Quello che è certo è che i quattro hanno trovato il giusto equilibrio tra l’energia creativa del loro talento e una meditativa giovialità e rilassatezza che li contraddistingue sia come persone, sia come artisti.
Quella del gruppo è una vena compositiva matura che viene da una passione e da un’esperienza, affinata nel corso degli anni, di una personale ricerca musicale che coinvolge e intreccia le vite di ognuno dei componenti dell’ensemble.
Quello che i quattro regalano è un ascolto piacevole e prezioso, lo spazio dei virtuosismi e degli eccessivi protagonismi è ridotto al minimo in favore di un’eleganza raffinata e dai tenui colori acquerellati, proprio come sulla copertina del cd o nei brani come “Tafraoute” ispirato ad un paesino della catena dell’Atlante in Marocco, le cui melodie evocano gli esotismi e i ritmi arabeggianti che i quattro traducono in musica senza però mai andare troppo sopra le righe con inutili barocchismi di maniera.
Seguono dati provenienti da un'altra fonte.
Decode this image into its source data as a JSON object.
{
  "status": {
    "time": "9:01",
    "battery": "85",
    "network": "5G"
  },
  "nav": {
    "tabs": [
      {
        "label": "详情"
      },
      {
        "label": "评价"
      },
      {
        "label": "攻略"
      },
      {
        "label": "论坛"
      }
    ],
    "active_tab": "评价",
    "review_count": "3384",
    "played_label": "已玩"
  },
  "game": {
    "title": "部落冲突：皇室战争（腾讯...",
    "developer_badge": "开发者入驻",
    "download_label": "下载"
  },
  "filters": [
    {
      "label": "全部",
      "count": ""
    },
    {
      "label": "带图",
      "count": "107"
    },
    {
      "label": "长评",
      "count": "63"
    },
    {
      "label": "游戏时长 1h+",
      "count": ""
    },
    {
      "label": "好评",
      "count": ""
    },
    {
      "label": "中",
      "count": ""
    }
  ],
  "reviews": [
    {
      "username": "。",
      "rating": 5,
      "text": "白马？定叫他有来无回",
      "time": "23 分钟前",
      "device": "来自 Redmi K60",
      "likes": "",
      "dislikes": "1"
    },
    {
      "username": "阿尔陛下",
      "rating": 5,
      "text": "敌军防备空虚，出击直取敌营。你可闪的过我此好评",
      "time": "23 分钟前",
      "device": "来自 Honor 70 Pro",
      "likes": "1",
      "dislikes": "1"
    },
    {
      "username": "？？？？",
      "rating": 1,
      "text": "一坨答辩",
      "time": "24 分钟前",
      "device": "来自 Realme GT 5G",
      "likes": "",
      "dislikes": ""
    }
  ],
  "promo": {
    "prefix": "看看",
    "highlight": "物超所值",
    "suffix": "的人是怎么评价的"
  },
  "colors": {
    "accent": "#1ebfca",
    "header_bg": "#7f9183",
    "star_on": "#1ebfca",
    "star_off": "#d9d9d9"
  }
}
Cavallo di battaglia delle esibizioni dal vivo è “Let’s Dance” una piacevolissima, originale improvvisazione su temi propri che ricorda il capolavoro di Bowie solo nel titolo e che è una fusione tra vari generi che permette a Franco Fabris, con il suo Fender Rhodes, di scatenarsi e far danzare le dita ad un ritmo indiavolato.
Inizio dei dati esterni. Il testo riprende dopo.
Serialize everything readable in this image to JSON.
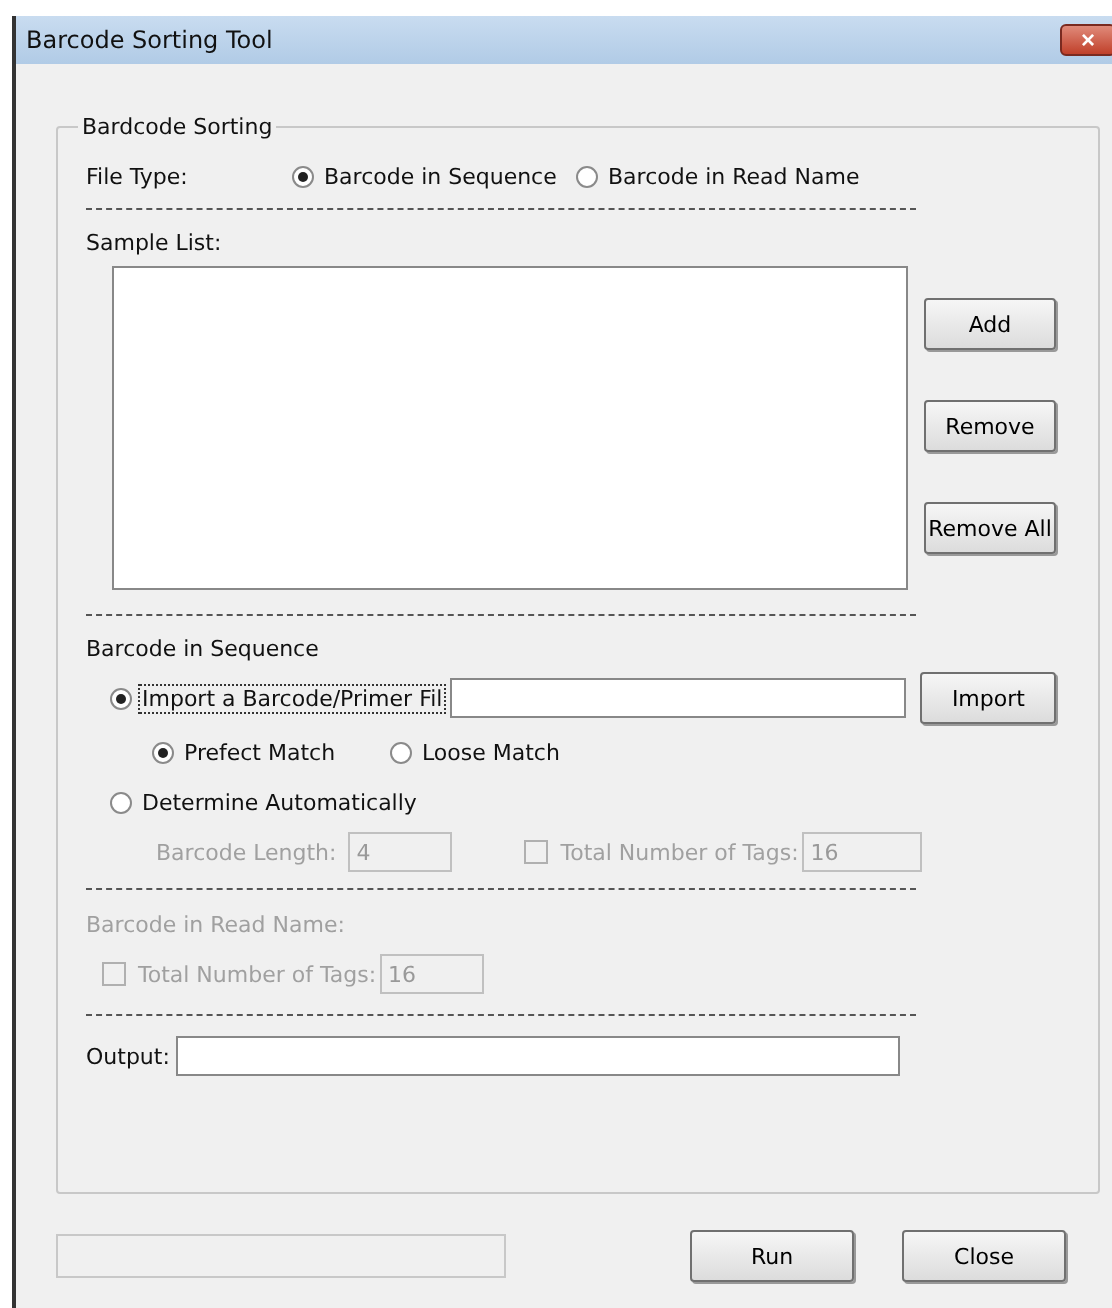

I GreenTea inFusion sono dei veri e propri artigiani della musica che sanno trasmettere tutta la loro abilità nel cesellare il loro repertorio fatto di note ma soprattutto di grande passione e voglia di stare assieme condividendo il loro talento e la loro genuina voglia di divertirsi e di divertire.

Flaviano Bosco / instArt 2022 ©

Scaletta: The Level Way, Always the same, Waves, Bossa da República, Batukada, B.B (Brigitte Bardot), Viva Cuba, Thinking of the Past, QM (question mark), 6 (sei), Tafraoute, Millo Bossa, Blues lento, Shivers, Let’s dance.